# Blank McAfee



## ShrutiBlue (Sep 11, 2008)

Hey,

I have searched the net and have found that many others have the same problem. But their problem isn't exactly like mine. Most of them have the problem because they use IE7, and everywhere the solution has been given for the same, but I use IE8, and still face the problem. The McAfee Security Center screen is blank. I tried reinstalling McAfee, but then the "Program Setup" that comes up each time I boot my computer is also blank.

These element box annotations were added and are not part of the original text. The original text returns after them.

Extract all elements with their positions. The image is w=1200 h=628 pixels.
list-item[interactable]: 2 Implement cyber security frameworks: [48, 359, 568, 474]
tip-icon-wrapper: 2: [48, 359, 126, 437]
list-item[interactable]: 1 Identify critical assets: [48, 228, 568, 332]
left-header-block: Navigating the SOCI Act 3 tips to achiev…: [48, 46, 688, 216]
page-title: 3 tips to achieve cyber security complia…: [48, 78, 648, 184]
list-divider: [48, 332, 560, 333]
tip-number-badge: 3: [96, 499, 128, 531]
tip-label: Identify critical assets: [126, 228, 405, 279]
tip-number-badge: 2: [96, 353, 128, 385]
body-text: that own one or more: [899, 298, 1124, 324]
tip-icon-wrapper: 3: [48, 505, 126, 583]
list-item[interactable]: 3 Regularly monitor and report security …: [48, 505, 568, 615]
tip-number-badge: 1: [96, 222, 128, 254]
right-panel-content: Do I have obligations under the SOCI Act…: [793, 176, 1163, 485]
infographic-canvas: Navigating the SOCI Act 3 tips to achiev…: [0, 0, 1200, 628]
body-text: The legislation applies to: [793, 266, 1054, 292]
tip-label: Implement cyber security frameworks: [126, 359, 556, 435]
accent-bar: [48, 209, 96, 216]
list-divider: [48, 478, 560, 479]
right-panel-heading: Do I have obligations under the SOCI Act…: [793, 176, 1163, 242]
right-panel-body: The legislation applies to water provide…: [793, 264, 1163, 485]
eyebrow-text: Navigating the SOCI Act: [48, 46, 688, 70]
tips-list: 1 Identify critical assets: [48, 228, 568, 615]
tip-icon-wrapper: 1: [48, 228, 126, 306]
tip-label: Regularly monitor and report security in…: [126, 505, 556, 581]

I have tried registering jbscript(or whatever the name is) and vbscript, but that doesn't work either. I used to have Google Chrome as well, but uninstalled it. Now I use Firefox (v3) for most browsing activities.

Any ideas?


----------



## johnwill (Sep 26, 2002)

I suspect that if it affects IE7, the same bug could also affect IE8. I'd contact McAfee support and see what they have to say.


----------



## ShrutiBlue (Sep 11, 2008)

Thanks for the reply. I've got it working now. :grin:
Uninstalled IE8 and it worked.


----------



## johnwill (Sep 26, 2002)

*Re: [SOLVED] Blank McAfee*

Thanks for the feedback.


----------



## MikeOliverAZ (Sep 14, 2008)

ShrutiBlue said:


> Thanks for the reply. I've got it working now. :grin:
> Uninstalled IE8 and it worked.


How did you uninstall IE8? I tried using the Add Remove control panel and it it didn't uninstall.


----------



## qbawl (Feb 27, 2007)

So the cause of your problem was a conflict between IE8 and McAfee? I've heard lots of stories about issues with IE over the years, but this is new to me. Reminds me again, of the reasons I switched to FF when it first became available and why I haven't used IE except for Windows updates in years. To be fair though, IE8 still is in beta, no? 

Glad you've got this sorted out.


----------